Monica Kramer McConkey refers to herself as a Ted Matthews clone, but “without the beard.”
It’s a humorous way to compare herself – a younger, tall and lanky licensed professional counselor – with Ted Matthews – a mental health practitioner with salt and pepper hair and over 40 years of experience helping farmers through their toughest battles.
What they have in common is a strong desire to help Minnesota’s farmers who have stress affecting their mental health. Both also have a goal of teaching the farming community how to develop mental fitness.
That’s what Matthews has been doing for many years, and he’s glad McConkey joined him Oct. 1 as Minnesota’s second subsidized counselor dedicated to helping farmers and farm families.
Matthews works out of Hutchinson, and McConkey works out of Detroit Lakes. One of them can reach farmers that are at their wits’ end within hours when needed.
McConkey has told the story of her own family. In the 1980s, her dad reached out when things got too difficult on the farm, but there wasn’t much help available. He persevered anyway and found people he could talk with to help him get through that time.
McConkey’s parents, brother and nephew continue to farm in northern Minnesota.
“I couldn’t do this job without the path that I’ve had growing up on the farm. We were very involved and had the celebrations and joys as well as the heartbreak and the stress and the worry,” she said. “You bring all of that with you, and you become part of the service that you offer.”
A child in the 1980s, McConkey was very aware of the stress her parents were going through. She understood how the weather could wipe out the year’s crops, and she often wondered how they were going to make it.

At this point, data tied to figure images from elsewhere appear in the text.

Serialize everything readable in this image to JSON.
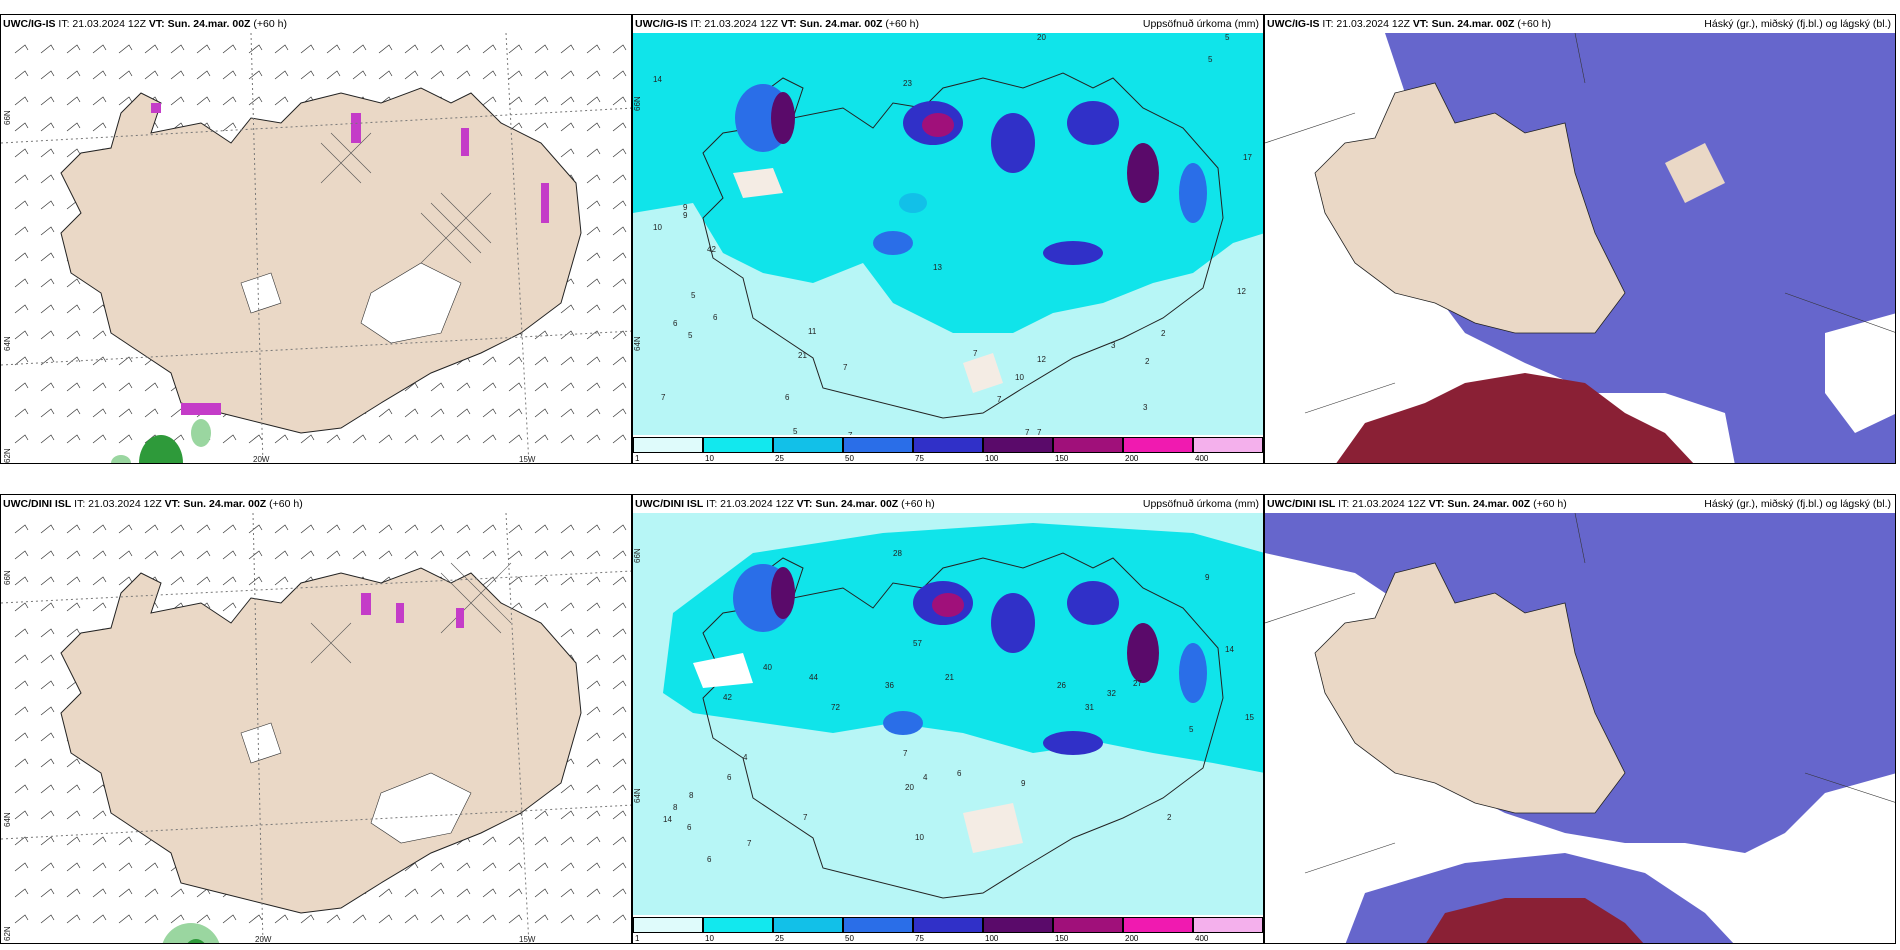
{
  "panels": {
    "r1c1": {
      "model": "UWC/IG-IS",
      "it": "IT: 21.03.2024 12Z",
      "vt_label": "VT:",
      "vt": "Sun. 24.mar. 00Z",
      "lead": "(+60 h)",
      "right": ""
    },
    "r1c2": {
      "model": "UWC/IG-IS",
      "it": "IT: 21.03.2024 12Z",
      "vt_label": "VT:",
      "vt": "Sun. 24.mar. 00Z",
      "lead": "(+60 h)",
      "right": "Uppsöfnuð úrkoma (mm)"
    },
    "r1c3": {
      "model": "UWC/IG-IS",
      "it": "IT: 21.03.2024 12Z",
      "vt_label": "VT:",
      "vt": "Sun. 24.mar. 00Z",
      "lead": "(+60 h)",
      "right": "Háský (gr.), miðský (fj.bl.) og lágský (bl.)"
    },
    "r2c1": {
      "model": "UWC/DINI ISL",
      "it": "IT: 21.03.2024 12Z",
      "vt_label": "VT:",
      "vt": "Sun. 24.mar. 00Z",
      "lead": "(+60 h)",
      "right": ""
    },
    "r2c2": {
      "model": "UWC/DINI ISL",
      "it": "IT: 21.03.2024 12Z",
      "vt_label": "VT:",
      "vt": "Sun. 24.mar. 00Z",
      "lead": "(+60 h)",
      "right": "Uppsöfnuð úrkoma (mm)"
    },
    "r2c3": {
      "model": "UWC/DINI ISL",
      "it": "IT: 21.03.2024 12Z",
      "vt_label": "VT:",
      "vt": "Sun. 24.mar. 00Z",
      "lead": "(+60 h)",
      "right": "Háský (gr.), miðský (fj.bl.) og lágský (bl.)"
    }
  },
  "axis_labels": {
    "lat66": "66N",
    "lat64": "64N",
    "lat62": "62N",
    "lon20": "20W",
    "lon15": "15W"
  },
  "colorbar": {
    "ticks": [
      "1",
      "10",
      "25",
      "50",
      "75",
      "100",
      "150",
      "200",
      "400"
    ],
    "colors": [
      "#dffbfb",
      "#12e8ee",
      "#12c0e8",
      "#2a6ee8",
      "#3030c8",
      "#5a0a6a",
      "#a0107a",
      "#f01ab0",
      "#f4b0ec"
    ]
  },
  "colors": {
    "land": "#ead8c6",
    "precip_base": "#b7f6f6",
    "precip_mid": "#10e4ea",
    "cloud_high": "#6666cc",
    "cloud_low": "#8a2035",
    "magenta": "#c43cc8",
    "green": "#2e9a3a"
  },
  "precip_values_top": [
    "14",
    "23",
    "20",
    "5",
    "5",
    "17",
    "10",
    "9",
    "42",
    "21",
    "5",
    "6",
    "7",
    "5",
    "11",
    "7",
    "12",
    "6",
    "9",
    "7",
    "3",
    "2",
    "2",
    "3",
    "5",
    "5",
    "7",
    "7",
    "7",
    "6",
    "10",
    "12",
    "7",
    "13"
  ],
  "precip_values_bottom": [
    "28",
    "9",
    "14",
    "15",
    "8",
    "8",
    "6",
    "4",
    "7",
    "6",
    "7",
    "10",
    "20",
    "44",
    "21",
    "36",
    "57",
    "42",
    "26",
    "31",
    "32",
    "27",
    "2",
    "5",
    "6",
    "7",
    "4",
    "9",
    "14",
    "6",
    "72",
    "40"
  ]
}
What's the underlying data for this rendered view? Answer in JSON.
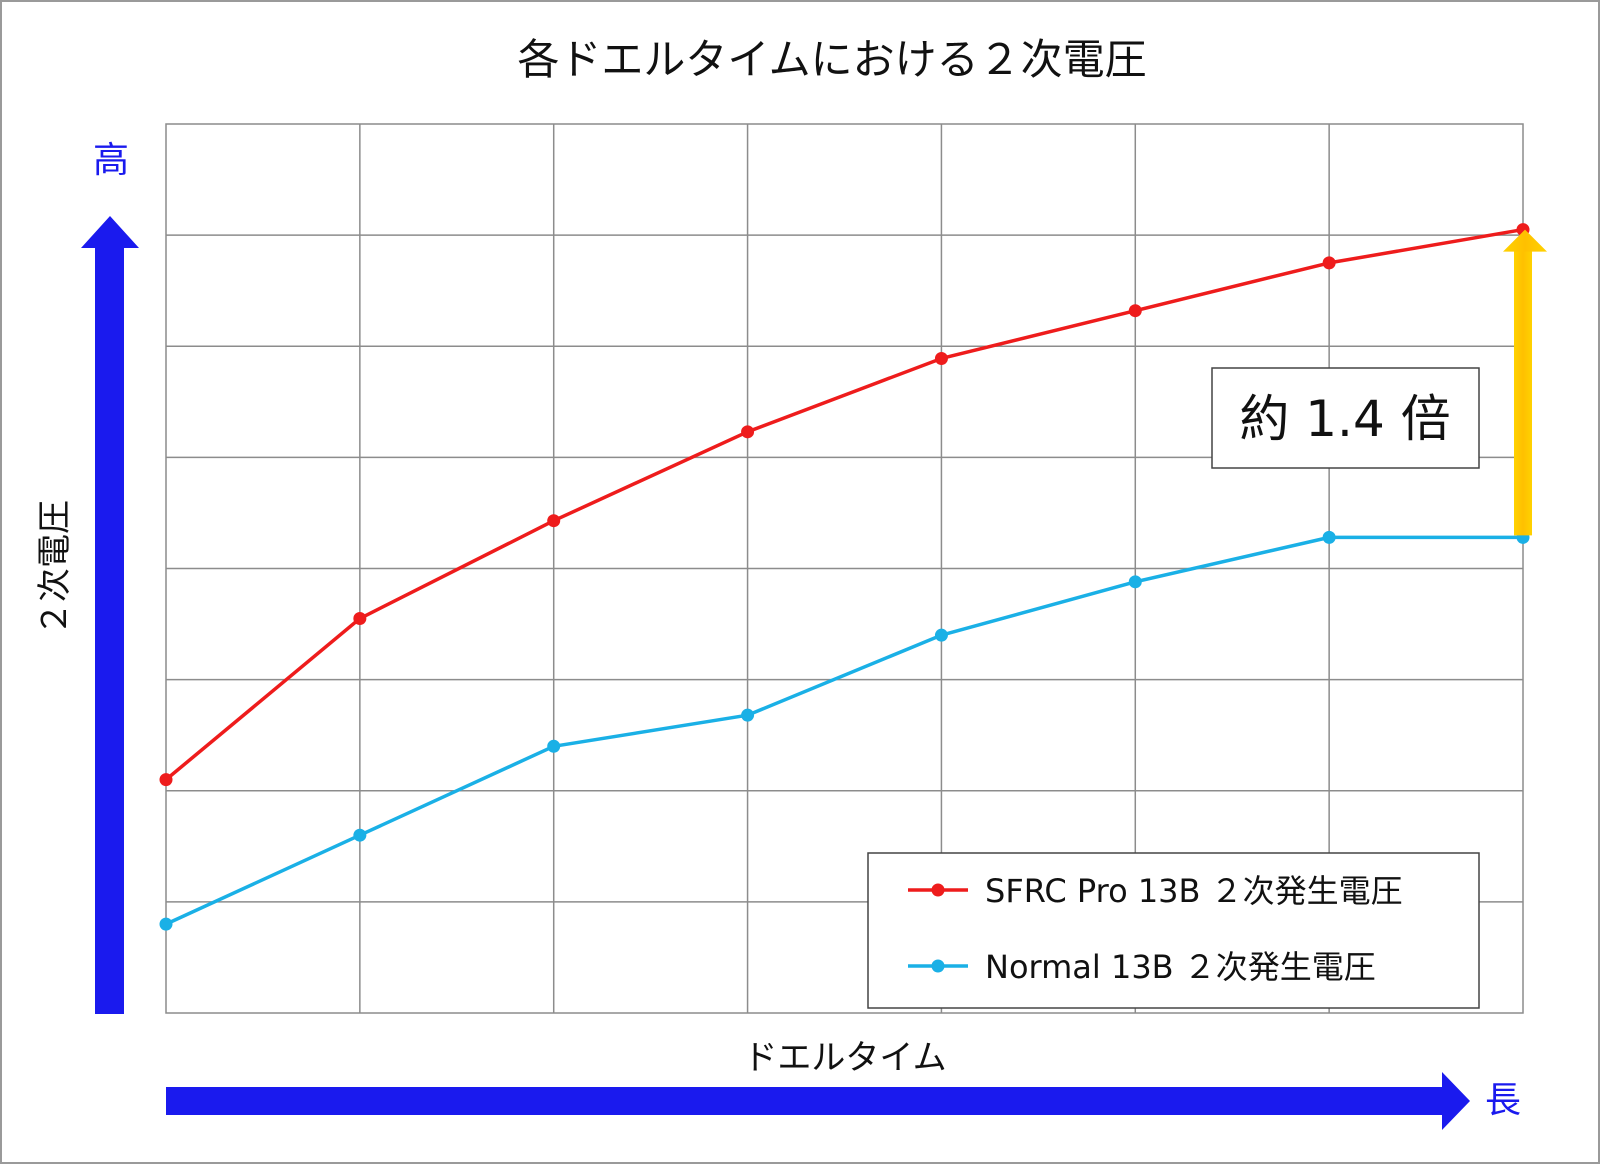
{
  "chart_data": {
    "type": "line",
    "title": "各ドエルタイムにおける２次電圧",
    "xlabel": "ドエルタイム",
    "ylabel": "２次電圧",
    "x_axis_end_label": "長",
    "y_axis_end_label": "高",
    "x": [
      0,
      1,
      2,
      3,
      4,
      5,
      6,
      7
    ],
    "xlim": [
      0,
      7
    ],
    "ylim": [
      0,
      8
    ],
    "grid": true,
    "legend_position": "bottom-right",
    "series": [
      {
        "name": "SFRC Pro 13B  ２次発生電圧",
        "color": "#ee1c1c",
        "values": [
          2.1,
          3.55,
          4.43,
          5.23,
          5.89,
          6.32,
          6.75,
          7.05
        ]
      },
      {
        "name": "Normal 13B  ２次発生電圧",
        "color": "#1ab0e6",
        "values": [
          0.8,
          1.6,
          2.4,
          2.68,
          3.4,
          3.88,
          4.28,
          4.28
        ]
      }
    ],
    "annotation": {
      "text": "約 1.4 倍",
      "arrow_color": "#ffcc00"
    },
    "axis_arrow_color": "#1a1aee"
  }
}
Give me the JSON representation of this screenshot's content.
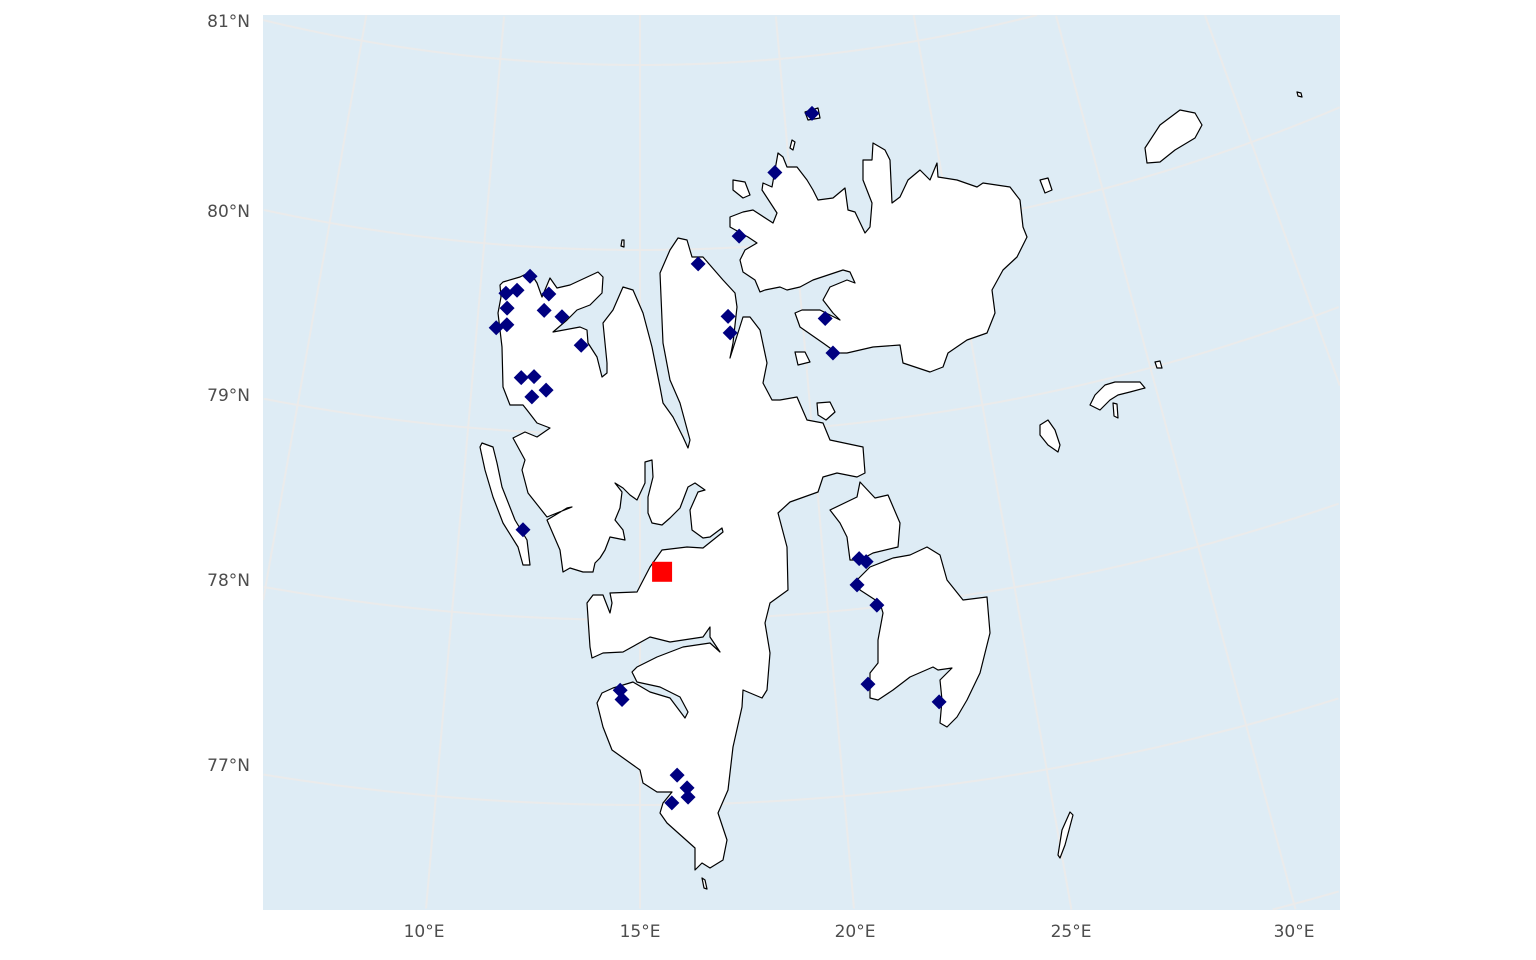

She remembers the day she walked into the house, and her mom was crying because they didn’t get their operating loan. She remembers worrying about what was going to happen to her animals and where they would live. Through those types of experiences, she wants to be certain that farm children and their teachers have access to mental health support as well their farming parents.
“It takes a while for people who are not from an ag background to understand what’s going on,” McConkey said. “They see the assets – the equipment, the trucks, the land, the farm, whatever. What they don’t understand is we don’t have cash laying around, so my kid can’t be in hockey this year, or whatever the case may be. So that’s a big education piece.”
She reminds all farmers and farm families to be sure their basic needs are taken care of – like eating, drinking water, getting enough sleep, exercising and staying clean.
Simply sitting up straight and taking deep breaths can reduce emotional and physical stress.
McConkey encourages those living in the rural community to be aware when someone or themselves may need mental health help. There may not be many signs that someone is having difficulty coping.
Minnesota Department of Agriculture also offers the Minnesota Farm and Rural Helpline. This free, confidential service is answered 24/7 at 833-600-0270 extension 1.